In private, Dreyfus says, her 12-year-old son still loves to be coddled and treated like a baby boy. "But once he's out and about on the street, he's got to be a little man." It's probably not an admission Axel will thank her for and, like his older sister, Felix, 18, he is reluctant to be photographed by his mum.
"For the last five years, I pull out the camera and he runs," she sighs. As a mother, her ulterior motive with this series was simply to get some good shots of him, though she promised he could send the photos to an acting agency so he might be considered for extras work on Home and Away.
Once more, her private life is entwined with her profession. Just as her work on pregnancy grew out of a miscarriage many years ago, so does this project spring from the strength of her love for her son.

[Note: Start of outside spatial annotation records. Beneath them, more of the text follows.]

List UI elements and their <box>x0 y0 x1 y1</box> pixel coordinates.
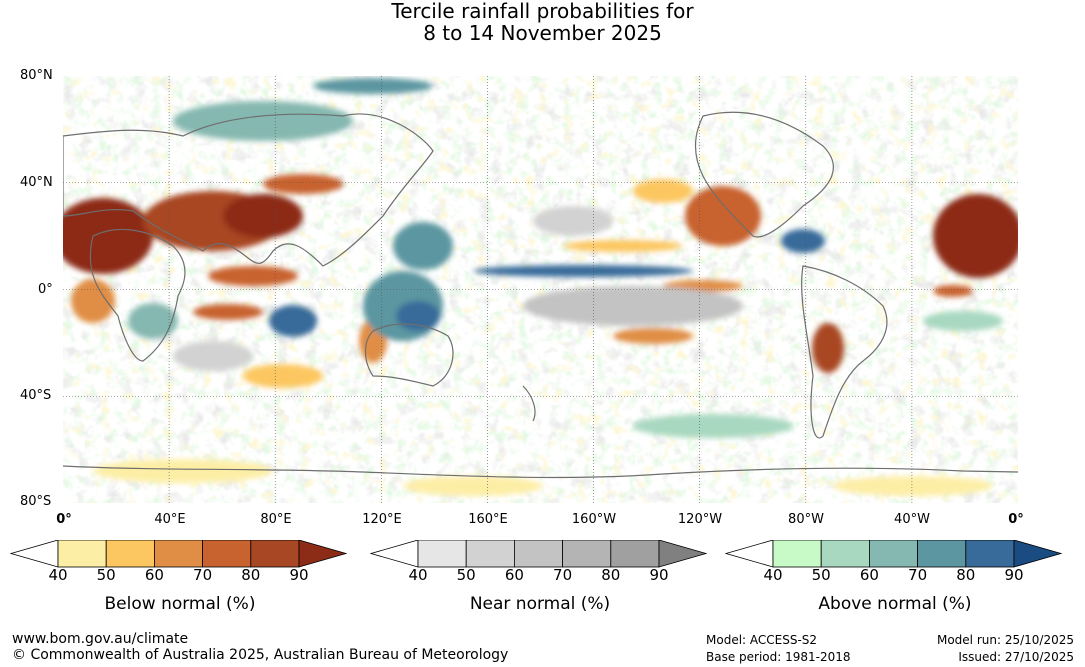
colorbar-tick-label: 70 <box>193 566 213 584</box>
colorbar-segment <box>250 540 300 568</box>
title-line-1: Tercile rainfall probabilities for <box>391 0 694 23</box>
colorbar-tick-label: 90 <box>1004 566 1024 584</box>
colorbar-segment <box>417 540 467 568</box>
footer-base-period: Base period: 1981-2018 <box>706 650 851 664</box>
footer-website: www.bom.gov.au/climate <box>12 631 189 647</box>
colorbar-low-triangle <box>725 540 774 568</box>
colorbar-tick-label: 90 <box>289 566 309 584</box>
colorbar-tick-label: 60 <box>859 566 879 584</box>
colorbar-segment <box>153 540 203 568</box>
colorbar-segment <box>513 540 563 568</box>
colorbar-tick-label: 70 <box>908 566 928 584</box>
colorbar <box>10 540 348 568</box>
footer-model: Model: ACCESS-S2 <box>706 633 818 647</box>
lat-label-40n: 40°N <box>20 175 53 190</box>
colorbar-segment <box>57 540 107 568</box>
colorbar-tick-label: 80 <box>601 566 621 584</box>
map-svg <box>63 76 1018 503</box>
lon-label-120e: 120°E <box>362 512 402 527</box>
map-title: Tercile rainfall probabilities for 8 to … <box>0 0 1085 44</box>
colorbar-segment <box>965 540 1015 568</box>
graticule <box>63 76 1018 503</box>
colorbar-tick-label: 80 <box>241 566 261 584</box>
colorbar-tick-label: 40 <box>408 566 428 584</box>
colorbar-segment <box>917 540 967 568</box>
colorbar <box>725 540 1063 568</box>
colorbar-tick-label: 60 <box>504 566 524 584</box>
colorbar-tick-label: 50 <box>811 566 831 584</box>
lon-label-120w: 120°W <box>677 512 723 527</box>
lon-label-40w: 40°W <box>894 512 930 527</box>
lat-label-40s: 40°S <box>20 388 52 403</box>
lon-label-0-right: 0° <box>1008 512 1024 527</box>
colorbar-low-triangle <box>10 540 59 568</box>
colorbar-high-triangle <box>298 540 348 568</box>
lat-label-equator: 0° <box>38 282 53 297</box>
colorbar-tick-label: 80 <box>956 566 976 584</box>
colorbar-high-triangle <box>1013 540 1063 568</box>
colorbar <box>370 540 708 568</box>
colorbar-segment <box>772 540 822 568</box>
colorbar-tick-label: 60 <box>144 566 164 584</box>
colorbar-tick-label: 50 <box>456 566 476 584</box>
lon-label-40e: 40°E <box>154 512 186 527</box>
colorbar-tick-label: 90 <box>649 566 669 584</box>
colorbar-title: Below normal (%) <box>104 594 256 614</box>
colorbar-high-triangle <box>658 540 708 568</box>
colorbar-segment <box>562 540 612 568</box>
title-line-2: 8 to 14 November 2025 <box>423 21 662 45</box>
footer-model-run: Model run: 25/10/2025 <box>936 633 1074 647</box>
coastlines <box>63 111 1018 479</box>
colorbar-tick-label: 50 <box>96 566 116 584</box>
lon-label-80e: 80°E <box>260 512 292 527</box>
near-normal-legend: 40 50 60 70 80 90 Near normal (%) <box>370 540 710 620</box>
rainfall-probability-map <box>63 76 1018 503</box>
colorbar-segment <box>465 540 515 568</box>
colorbar-tick-label: 40 <box>763 566 783 584</box>
colorbar-title: Above normal (%) <box>818 594 972 614</box>
colorbar-tick-label: 70 <box>553 566 573 584</box>
lon-label-160w: 160°W <box>571 512 617 527</box>
lon-label-80w: 80°W <box>788 512 824 527</box>
colorbar-title: Near normal (%) <box>469 594 611 614</box>
colorbar-segment <box>202 540 252 568</box>
lon-label-160e: 160°E <box>468 512 508 527</box>
colorbar-tick-label: 40 <box>48 566 68 584</box>
colorbar-segment <box>610 540 660 568</box>
colorbar-segment <box>868 540 918 568</box>
colorbar-low-triangle <box>370 540 419 568</box>
colorbar-segment <box>820 540 870 568</box>
colorbar-segment <box>105 540 155 568</box>
footer-copyright: © Commonwealth of Australia 2025, Austra… <box>12 647 509 663</box>
lat-label-80s: 80°S <box>20 494 52 509</box>
above-normal-legend: 40 50 60 70 80 90 Above normal (%) <box>725 540 1065 620</box>
lat-label-80n: 80°N <box>20 68 53 83</box>
below-normal-legend: 40 50 60 70 80 90 Below normal (%) <box>10 540 350 620</box>
lon-label-0: 0° <box>56 512 72 527</box>
probability-fields <box>63 78 1018 496</box>
footer-issued: Issued: 27/10/2025 <box>958 650 1074 664</box>
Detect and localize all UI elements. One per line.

"I've been very shocked in my life at the intense love I've felt for both my children, but because he's the younger one it's been transferred to him, and maybe because he's the boy. I'm a Jewish mother! But all the mothers feel it. I can see it. They just adore them. I now know why men get away with so much shit, why they don't wash the bloody dishes or do anything: because they've got these doting mothers!"
Dreyfus, 45, is starting to branch out from photography. She's not planning to give it up - "I can't help myself, I love it" - but she also wants to express her ideas in other media. After teaching photography at the National Art School for 20 years, she has enrolled as a PhD student at the College of Fine Arts in the department of performance, sculpture and installation.
Her topic is surveillance of the body: what lengths people go to to monitor their bodies, and how they do so. Her first major work is a performance piece called Weight and Sea, and asks people to step onto a platform on a boardwalk at Tamarama, then have their weight displayed on a large digital screen above the kiosk.
"The most exciting part for me is watching the public interact, being there to witness it and engage with them about it." With her new projects, she hopes she can skip the two-dimensional representations and get straight to this interaction.
Weight and see will be a hard piece to sell, of course, but then much of her work is. Although her pregnancy series broke attendance records at stills Gallery, she sold only two works from her series on elderly women. "There's not a lot of call for ageing vaginas on the living room wall."
This series, in contrast, should sell well. "I think it's been very hard for artists to stick with working with beauty. A lot of art became grungy in the last 20 years, a sort of anti-beauty." But not these shots. Besides, the boys' mothers will almost certainly buy them.